Musique

Mercredi, le bunker forestois affichait complet au creux de l'après-midi, pour la venue de Gorillaz quelques heures plus tard. Il faut dire que la bande à Damon Albarn est plutôt rare en concert, et que la sortie de son cinquième album («Humanz») il y a quelques mois venait mettre un terme à six années de silence longues et difficiles pour les fans du combo britannique. Nous étions d'ailleurs nous aussi curieux de voir ce que nous réservait le plus célèbre groupe virtuel du monde en live, et comment les coups de crayons du génial Jamie Hewlett allaient prendre vie sous nos yeux.

Pourtant côté mirettes, ce fut une petite déception. Peut-être avions nous trop fantasmé ce concert, imaginant les avatars des membres projetés en trois dimensions, des hologrammes pendus au plafond et des (feux d') artifices à foison... Mais, côté scénographie, rien de très extravagant. Il y avait du monde sur les planches par contre.
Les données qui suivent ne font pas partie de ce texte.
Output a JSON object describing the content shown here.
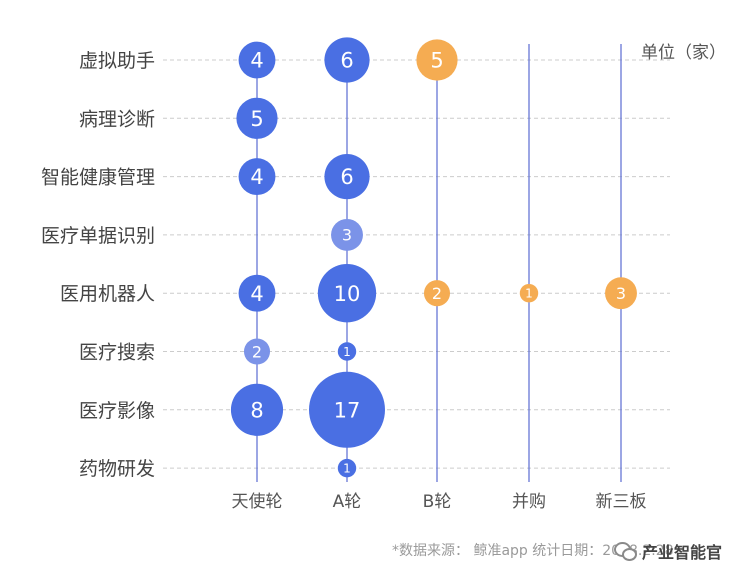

En plus de ses musiciens, Albarn avait emmené une jolie brochette de choristes aux allures de chorale gospel, injectant ce qu'il faut de groove et de senteurs funky tout au long d'une prestation de presque deux heures.

Quelques emcees avaient également fait le déplacement. Si la dernière plaque de Gorillaz convie des cadors de la planète hip hop comme Vince Staples, Danny Brown ou encore Pusha T, nous n'espérions pas croiser l'un de ces trois-là ce soir-là. Plutôt énergiques et zélés – peut-être un peu trop – , Peven Everett et l'impressionnant Jamie Principle ont tentés d'occuper l'espace au mieux, se dépensant sans compter d'une extrêmité à l'autre de l'estrade.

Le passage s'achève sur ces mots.